Confidential Computing (CC) is great for AI since it allows you to run workloads on someone else’s hardware while keeping all your proprietary data secure. It doesn’t even allow the cloud provider to access your data.
But, it has an issue… Research has shown that Confidential Computing adds a significant performance overhead on GPUs.
This post walks through these overheads and tries to explain them in a simple manner.
How does Confidential Computing work on GPUs?
At a high level, confidential computing locks down the GPU by encrypting GPU memory and ensuring that all data moved in or out of the GPU is encrypted and authenticated. It even protects GPU to GPU communication.
This is great for security, but it fundamentally changes the way GPUs behave. GPUs are built to be fast when they do a lot of math, and they are fast when they can freely move data at high frequencies.
The big issue is that confidential computing changes how GPUs operate, forcing them to work in ways they weren’t designed for.
The Two Different Patterns of GPU Overhead
1. Memory Heavy AI workloads
Most modern AI workloads (especially LLMs) don’t just compute, but move data at high frequencies.
So, model weights are swapped in and out, attention caches keep being moved between CPUs and GPUs, and memory pressure forces frequent transfers.
But, with confidential computing, all the swaps must be encrypted and decrypted. So, the CPU becomes a bottleneck, leaving the GPU idle while it waits for data.
In one paper, latency was measured to peak at 36.2%, 52.8%, and 88.2% depending on model size and memory pressure.
https://arxiv.org/abs/2411.03357
And in another paper, confidential computing added around 54% to 903.9% (Wow…) slowdown when inferencing on a single GPU and around 10% to 455% overhead when training on a single GPU!
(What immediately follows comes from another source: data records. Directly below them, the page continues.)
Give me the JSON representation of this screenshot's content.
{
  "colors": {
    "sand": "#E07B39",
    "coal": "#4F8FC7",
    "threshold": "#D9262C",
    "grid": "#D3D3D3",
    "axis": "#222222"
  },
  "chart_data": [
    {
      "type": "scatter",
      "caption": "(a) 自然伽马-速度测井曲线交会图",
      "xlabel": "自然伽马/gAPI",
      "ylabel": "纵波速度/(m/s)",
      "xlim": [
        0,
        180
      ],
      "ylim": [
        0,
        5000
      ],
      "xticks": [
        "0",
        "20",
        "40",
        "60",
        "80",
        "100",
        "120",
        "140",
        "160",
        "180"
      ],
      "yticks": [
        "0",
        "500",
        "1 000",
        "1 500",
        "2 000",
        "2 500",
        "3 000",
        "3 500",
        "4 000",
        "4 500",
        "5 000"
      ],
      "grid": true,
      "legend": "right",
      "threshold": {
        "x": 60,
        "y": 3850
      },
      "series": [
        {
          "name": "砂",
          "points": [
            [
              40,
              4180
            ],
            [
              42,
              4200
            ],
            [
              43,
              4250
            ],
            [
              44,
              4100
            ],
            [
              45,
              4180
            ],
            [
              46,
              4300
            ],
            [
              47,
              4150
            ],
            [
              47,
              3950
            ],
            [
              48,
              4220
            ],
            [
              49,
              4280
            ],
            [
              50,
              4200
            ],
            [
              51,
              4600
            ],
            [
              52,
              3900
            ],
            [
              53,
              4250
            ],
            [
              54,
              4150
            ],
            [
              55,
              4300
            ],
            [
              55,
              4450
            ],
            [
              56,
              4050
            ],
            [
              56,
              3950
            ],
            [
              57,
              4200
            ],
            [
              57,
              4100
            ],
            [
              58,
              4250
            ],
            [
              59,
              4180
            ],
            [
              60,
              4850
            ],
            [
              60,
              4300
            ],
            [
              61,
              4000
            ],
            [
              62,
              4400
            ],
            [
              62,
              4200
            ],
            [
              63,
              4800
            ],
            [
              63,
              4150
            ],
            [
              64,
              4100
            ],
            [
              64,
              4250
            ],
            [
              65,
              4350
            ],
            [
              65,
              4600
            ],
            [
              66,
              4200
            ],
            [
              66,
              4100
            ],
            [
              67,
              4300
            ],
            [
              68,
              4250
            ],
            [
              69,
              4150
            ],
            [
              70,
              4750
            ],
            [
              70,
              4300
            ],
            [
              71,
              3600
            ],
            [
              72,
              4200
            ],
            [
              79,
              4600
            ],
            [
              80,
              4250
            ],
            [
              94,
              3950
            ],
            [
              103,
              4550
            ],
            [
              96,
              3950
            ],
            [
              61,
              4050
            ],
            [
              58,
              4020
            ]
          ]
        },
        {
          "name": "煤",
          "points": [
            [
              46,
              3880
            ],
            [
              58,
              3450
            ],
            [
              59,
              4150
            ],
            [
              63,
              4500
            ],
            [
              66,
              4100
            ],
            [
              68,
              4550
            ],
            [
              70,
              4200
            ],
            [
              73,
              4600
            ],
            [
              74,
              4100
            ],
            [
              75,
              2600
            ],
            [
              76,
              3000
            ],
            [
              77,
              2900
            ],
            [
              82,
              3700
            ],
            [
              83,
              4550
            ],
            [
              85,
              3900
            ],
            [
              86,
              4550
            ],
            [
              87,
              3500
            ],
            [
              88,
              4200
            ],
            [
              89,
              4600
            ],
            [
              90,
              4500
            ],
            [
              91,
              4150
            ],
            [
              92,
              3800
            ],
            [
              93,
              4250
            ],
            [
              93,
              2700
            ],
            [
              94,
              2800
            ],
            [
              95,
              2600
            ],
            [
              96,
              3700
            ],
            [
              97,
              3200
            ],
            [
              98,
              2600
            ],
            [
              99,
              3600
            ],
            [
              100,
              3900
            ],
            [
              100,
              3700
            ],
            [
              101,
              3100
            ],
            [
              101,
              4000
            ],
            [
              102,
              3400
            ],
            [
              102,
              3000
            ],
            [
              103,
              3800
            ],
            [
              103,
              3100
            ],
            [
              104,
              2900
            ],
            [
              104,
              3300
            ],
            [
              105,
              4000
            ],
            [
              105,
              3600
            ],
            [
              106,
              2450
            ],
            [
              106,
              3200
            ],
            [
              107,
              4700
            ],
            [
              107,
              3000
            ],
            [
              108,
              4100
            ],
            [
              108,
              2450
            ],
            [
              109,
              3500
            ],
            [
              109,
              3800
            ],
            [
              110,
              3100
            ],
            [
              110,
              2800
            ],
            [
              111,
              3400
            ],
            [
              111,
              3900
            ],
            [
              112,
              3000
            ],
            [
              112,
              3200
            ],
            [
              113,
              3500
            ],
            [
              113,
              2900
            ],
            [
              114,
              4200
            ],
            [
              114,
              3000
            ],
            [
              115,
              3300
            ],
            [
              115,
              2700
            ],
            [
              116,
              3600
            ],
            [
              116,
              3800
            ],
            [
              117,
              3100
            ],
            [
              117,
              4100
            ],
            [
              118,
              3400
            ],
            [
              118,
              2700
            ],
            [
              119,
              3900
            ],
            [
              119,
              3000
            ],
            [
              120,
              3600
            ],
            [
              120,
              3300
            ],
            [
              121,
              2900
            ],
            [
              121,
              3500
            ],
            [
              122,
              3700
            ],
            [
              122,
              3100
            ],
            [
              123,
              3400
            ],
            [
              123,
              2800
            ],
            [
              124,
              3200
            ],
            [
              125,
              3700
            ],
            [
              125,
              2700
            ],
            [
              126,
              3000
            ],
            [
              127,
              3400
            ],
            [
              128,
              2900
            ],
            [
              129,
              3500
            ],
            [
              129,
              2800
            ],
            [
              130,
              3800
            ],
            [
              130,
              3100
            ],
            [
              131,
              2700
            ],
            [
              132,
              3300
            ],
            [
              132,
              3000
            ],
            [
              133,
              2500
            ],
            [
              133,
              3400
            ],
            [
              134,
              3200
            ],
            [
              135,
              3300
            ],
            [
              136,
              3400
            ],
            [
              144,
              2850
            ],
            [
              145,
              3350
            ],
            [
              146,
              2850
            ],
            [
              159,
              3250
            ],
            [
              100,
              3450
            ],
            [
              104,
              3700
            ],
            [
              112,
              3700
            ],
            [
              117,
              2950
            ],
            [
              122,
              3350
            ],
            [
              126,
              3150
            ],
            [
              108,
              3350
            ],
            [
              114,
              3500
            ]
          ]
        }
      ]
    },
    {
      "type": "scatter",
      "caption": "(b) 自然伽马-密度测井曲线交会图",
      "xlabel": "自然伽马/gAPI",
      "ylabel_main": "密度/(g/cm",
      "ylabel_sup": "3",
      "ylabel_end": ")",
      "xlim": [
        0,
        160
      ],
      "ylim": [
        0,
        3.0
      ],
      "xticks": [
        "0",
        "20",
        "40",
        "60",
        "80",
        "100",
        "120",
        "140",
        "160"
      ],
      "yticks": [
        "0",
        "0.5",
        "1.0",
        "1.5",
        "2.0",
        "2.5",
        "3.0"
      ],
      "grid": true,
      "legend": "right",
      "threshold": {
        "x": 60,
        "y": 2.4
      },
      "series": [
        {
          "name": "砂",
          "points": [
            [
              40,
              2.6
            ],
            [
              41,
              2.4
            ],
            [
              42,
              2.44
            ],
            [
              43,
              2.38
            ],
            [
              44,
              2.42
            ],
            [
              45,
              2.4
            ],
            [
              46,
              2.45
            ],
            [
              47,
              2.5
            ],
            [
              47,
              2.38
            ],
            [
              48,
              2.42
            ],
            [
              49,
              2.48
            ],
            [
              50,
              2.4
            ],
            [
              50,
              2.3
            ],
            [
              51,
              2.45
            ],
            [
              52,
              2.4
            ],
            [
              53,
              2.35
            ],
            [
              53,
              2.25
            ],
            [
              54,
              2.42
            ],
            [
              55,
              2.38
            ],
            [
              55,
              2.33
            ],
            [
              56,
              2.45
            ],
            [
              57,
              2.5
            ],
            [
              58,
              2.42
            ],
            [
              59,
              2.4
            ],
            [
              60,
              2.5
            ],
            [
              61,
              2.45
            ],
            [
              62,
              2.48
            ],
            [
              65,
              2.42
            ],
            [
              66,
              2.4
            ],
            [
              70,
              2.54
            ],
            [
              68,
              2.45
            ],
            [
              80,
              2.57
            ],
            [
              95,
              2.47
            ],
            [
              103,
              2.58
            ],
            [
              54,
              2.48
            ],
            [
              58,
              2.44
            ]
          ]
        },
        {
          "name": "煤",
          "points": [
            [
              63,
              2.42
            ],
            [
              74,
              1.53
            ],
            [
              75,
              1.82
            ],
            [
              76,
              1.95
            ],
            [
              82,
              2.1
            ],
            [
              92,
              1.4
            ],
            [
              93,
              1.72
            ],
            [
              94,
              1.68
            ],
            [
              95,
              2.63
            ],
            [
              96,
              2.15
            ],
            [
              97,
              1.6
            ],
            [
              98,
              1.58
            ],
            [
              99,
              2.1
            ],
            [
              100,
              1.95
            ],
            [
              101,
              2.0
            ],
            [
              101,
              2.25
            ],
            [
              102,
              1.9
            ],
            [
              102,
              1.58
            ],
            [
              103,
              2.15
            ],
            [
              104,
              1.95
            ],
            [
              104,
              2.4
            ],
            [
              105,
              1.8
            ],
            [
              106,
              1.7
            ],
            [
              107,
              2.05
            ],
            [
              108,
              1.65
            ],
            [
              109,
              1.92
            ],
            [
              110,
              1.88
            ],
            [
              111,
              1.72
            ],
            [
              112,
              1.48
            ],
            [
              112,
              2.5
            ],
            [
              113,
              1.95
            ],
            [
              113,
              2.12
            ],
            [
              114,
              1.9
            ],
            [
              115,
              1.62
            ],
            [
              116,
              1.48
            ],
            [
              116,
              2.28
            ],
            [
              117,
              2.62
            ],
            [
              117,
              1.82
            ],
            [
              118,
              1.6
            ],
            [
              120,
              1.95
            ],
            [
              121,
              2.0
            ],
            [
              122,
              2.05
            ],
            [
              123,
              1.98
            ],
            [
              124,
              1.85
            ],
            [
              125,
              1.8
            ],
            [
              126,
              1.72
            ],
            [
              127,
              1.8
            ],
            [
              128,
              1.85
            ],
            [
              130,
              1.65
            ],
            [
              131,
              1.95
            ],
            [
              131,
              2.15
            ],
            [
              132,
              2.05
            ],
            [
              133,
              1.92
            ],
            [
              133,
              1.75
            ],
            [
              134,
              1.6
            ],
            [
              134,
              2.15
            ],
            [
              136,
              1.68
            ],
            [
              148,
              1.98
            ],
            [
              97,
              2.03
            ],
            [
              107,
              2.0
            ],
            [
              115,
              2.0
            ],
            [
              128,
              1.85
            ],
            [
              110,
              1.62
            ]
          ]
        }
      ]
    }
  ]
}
https://arxiv.org/abs/2410.15240
2. Training with Multiple GPUs
This is where things go crazy!
When training with multiple GPUs, GPUs frequently share small updates with each other to stay in sync. Additionally, each exchange is broken up into multiple small messages.
When using confidential computing, every single GPU message must be encrypted and decrypted, making lots of small messages extremely expensive.
Researchers measured an average of a 768% overhead and a maximum of 4060% overhead for the training workloads running on multiple GPUs.
https://arxiv.org/abs/2501.11771
When Should You Use Confidential Computing?
Given the significant overheads of using confidential computing, when should we use it?
Confidential computing is a great idea when a workload is very computation heavy and not very communication heavy. What we see across all the papers is that when running confidential computing, high communication between the GPU and CPU leads to significant slowdowns. So, if a workload spends most of its time doing math in the GPU, the slowdowns can become negligible.
You could also use systems designed around confidential computing. So, one example could be PipeLLM (https://arxiv.org/abs/2411.03357), which anticipates which data the GPU will require and encrypts them at the same time as the computation to reduce confidential computing overhead.
Conclusion
Before reading these papers, I didn’t really know the overhead of using confidential computing on GPUs. I mean, I knew there was some overhead, but never thought it would/could be this crazy. My surprise is what prompted me to write this blog post.
Confidential computing is great for security, but because it fundamentally changes how GPUs operate, it adds a significant performance overhead. Before deciding on confidential computing as a default solution, it is important to know when it is a good fit.